Sweden has once again emerged as a hot topic across international media, with articles in Business Insider, the Washington Post and Le Monde among the most widely circulated. All of them focus on Sweden’s changed strategy, and whether we have succeeded or failed.
Vaccine. This week, a breakthrough was presented at another company. Moderna now has a vaccine that, just like Pfizer, works with over 90 percent efficacy. Sweden announced this week that they have now secured enough vaccine doses for the entire population. It is, however, estimated that it will take time to vaccinate everyone and many in Sweden remain skeptical about the vaccine and its possible side effects.
Face masks. This week, the mask debate has been stoked by the media interpreting a statement from the WHO as giving Sweden a direct call to implement the use of face masks. The WHO said to daily broadsheet Svenska Dagbladet, ”we advise all countries in situations where there is societal spread to consider the use of face masks”, particularly in enclosed environments where distancing is difficult. It also didn’t help that the influential Swedish Academy of Sciences recommended face masks, but the Swedish Public Health Agency continued to assert that there is not a strong enough basis in science to push a recommendation to wear them. This week also saw perhaps the largest study to date on face masks: in Denmark, 6,000 people were studied, and it was concluded that those wearing a mask were not protected to any great extent. “The best study that has been done is the Danish one, because it studies reality”, said Anders Tegnell to this blog.
Next week, Black Friday kicks off and the Minister of Trade and Industry this week appealed to shoppers to take it easy and keep their distance. Staff in shops are said to be worried about the overcrowding that may arise.
This week’s news in brief:
A ‘super spreader’ event took place in Gotland. During a concert in Burgsvik with a total of 31 people present, everyone fell ill, including staff and artists. Some were sent to hospital.
Low-income earners are at greater risk of dying from the Coronavirus, according to a new report. Income stands out as a stronger indicator of suffering severely, than chronic diseases and sex.

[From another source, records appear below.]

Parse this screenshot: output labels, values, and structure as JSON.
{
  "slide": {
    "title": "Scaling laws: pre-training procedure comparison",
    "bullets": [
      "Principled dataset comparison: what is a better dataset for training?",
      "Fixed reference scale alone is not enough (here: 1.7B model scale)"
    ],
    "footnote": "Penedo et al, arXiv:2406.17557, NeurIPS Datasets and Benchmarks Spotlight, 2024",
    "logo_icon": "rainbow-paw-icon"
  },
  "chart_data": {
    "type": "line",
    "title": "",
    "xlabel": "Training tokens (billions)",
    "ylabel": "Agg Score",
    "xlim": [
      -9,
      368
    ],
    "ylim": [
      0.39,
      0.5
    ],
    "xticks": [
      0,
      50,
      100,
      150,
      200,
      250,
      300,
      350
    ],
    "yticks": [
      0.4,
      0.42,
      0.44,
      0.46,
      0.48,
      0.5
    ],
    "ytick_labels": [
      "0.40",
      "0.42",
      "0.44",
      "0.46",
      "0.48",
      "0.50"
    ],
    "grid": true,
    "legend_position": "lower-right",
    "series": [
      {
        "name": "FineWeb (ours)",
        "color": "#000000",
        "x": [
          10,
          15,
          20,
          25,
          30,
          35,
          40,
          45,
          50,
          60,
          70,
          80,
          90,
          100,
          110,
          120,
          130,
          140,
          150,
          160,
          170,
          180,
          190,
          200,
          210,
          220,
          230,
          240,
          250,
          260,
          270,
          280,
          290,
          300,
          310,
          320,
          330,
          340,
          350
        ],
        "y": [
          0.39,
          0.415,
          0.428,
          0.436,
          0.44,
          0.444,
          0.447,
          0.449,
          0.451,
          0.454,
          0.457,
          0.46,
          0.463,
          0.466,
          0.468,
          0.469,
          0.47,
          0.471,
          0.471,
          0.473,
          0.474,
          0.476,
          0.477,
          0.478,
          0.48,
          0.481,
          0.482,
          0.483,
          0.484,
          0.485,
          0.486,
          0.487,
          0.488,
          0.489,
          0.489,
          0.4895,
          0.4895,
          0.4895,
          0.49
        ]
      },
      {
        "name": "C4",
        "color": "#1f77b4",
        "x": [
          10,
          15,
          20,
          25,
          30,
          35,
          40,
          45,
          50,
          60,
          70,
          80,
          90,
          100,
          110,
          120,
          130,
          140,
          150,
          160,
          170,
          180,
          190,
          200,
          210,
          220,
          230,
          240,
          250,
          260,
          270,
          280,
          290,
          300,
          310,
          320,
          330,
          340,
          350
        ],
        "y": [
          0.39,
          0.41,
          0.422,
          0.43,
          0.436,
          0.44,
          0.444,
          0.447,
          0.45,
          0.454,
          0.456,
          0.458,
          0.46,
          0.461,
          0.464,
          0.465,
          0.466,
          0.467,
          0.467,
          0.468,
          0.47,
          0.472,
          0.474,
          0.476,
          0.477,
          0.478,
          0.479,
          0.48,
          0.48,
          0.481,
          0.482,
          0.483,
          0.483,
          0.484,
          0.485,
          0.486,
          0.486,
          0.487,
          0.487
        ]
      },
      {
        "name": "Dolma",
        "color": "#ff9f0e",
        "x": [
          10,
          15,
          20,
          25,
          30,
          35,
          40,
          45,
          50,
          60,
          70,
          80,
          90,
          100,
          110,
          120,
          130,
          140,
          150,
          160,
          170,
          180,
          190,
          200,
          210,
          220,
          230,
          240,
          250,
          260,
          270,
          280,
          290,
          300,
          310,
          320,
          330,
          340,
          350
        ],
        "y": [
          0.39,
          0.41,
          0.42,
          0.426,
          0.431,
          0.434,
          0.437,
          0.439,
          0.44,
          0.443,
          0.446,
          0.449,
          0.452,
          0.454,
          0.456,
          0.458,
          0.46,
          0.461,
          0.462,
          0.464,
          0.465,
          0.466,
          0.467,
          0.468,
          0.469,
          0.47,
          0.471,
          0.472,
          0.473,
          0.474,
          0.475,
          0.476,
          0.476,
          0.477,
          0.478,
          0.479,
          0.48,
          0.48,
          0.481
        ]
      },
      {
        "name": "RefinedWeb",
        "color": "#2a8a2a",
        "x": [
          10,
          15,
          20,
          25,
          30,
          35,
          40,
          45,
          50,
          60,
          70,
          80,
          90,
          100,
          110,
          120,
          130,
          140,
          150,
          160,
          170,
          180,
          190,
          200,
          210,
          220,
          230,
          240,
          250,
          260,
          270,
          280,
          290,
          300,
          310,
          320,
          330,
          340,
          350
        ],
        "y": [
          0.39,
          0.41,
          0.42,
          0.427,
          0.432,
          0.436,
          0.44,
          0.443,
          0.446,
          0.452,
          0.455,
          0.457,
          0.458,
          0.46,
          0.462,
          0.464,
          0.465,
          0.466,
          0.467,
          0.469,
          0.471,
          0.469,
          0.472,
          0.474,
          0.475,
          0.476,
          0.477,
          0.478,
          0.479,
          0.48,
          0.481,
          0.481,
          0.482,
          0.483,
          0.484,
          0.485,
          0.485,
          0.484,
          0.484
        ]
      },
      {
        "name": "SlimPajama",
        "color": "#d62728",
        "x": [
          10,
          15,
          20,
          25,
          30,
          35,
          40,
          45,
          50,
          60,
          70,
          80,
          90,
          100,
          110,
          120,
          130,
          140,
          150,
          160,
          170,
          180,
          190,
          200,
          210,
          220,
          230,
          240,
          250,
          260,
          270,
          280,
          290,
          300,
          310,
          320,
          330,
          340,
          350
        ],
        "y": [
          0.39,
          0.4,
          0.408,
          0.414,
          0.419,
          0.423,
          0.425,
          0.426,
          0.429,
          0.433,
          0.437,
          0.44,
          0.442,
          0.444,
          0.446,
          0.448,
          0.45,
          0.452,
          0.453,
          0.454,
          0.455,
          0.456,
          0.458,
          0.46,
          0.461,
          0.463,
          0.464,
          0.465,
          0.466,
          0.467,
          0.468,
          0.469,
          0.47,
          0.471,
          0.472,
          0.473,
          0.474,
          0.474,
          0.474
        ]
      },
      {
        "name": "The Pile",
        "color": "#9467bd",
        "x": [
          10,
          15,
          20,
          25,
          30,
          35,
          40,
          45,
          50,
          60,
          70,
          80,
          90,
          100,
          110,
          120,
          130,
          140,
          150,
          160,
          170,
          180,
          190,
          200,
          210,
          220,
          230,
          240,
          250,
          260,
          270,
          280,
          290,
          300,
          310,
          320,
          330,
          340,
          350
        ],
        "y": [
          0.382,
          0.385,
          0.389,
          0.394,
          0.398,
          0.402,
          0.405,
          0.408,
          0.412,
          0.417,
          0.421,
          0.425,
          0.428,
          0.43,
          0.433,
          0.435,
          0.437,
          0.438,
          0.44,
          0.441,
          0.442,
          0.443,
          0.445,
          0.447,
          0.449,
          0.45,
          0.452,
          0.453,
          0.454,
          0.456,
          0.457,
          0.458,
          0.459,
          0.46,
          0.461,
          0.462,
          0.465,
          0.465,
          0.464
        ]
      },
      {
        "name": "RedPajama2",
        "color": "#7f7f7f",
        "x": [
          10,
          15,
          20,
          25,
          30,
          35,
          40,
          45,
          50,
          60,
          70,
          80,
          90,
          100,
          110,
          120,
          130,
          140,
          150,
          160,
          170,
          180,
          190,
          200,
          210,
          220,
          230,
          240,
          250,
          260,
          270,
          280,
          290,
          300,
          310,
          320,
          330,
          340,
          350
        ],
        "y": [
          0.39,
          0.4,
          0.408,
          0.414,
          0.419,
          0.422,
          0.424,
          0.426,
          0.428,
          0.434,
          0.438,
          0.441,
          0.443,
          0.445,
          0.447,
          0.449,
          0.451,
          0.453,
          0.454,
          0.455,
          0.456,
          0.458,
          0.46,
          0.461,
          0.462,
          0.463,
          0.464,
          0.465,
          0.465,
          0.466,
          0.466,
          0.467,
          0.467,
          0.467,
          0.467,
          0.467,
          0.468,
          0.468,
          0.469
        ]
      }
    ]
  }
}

Even children can suffer from long-term issues following a Covid infection. A new Swedish report examines five children who have all suffered with long-term fatigue. Others are now being warned of potential issues. This week it was also reported that a one-year-old is receiving treatment for Covid-19 in Skåne.
Nursing homes employing more hourly temps have shown higher rates of contagion, as evidenced in a survey by LO published this week.
Sweden has ranked bottom across several measurements in this week’s OECD report. Tegnell thinks the report is interesting, but lacks context.
Covid-19 was the third most common cause of death in the first half of the year, new statistics show. Heart disease and cancer were more deadly.
My Coronavirus coverage was awarded this week with Swedish journalism’s most distinguished accolade: the Swedish Grand Prize for Journalism. I am extremely grateful for the award and the support you have shown me! Thanks again!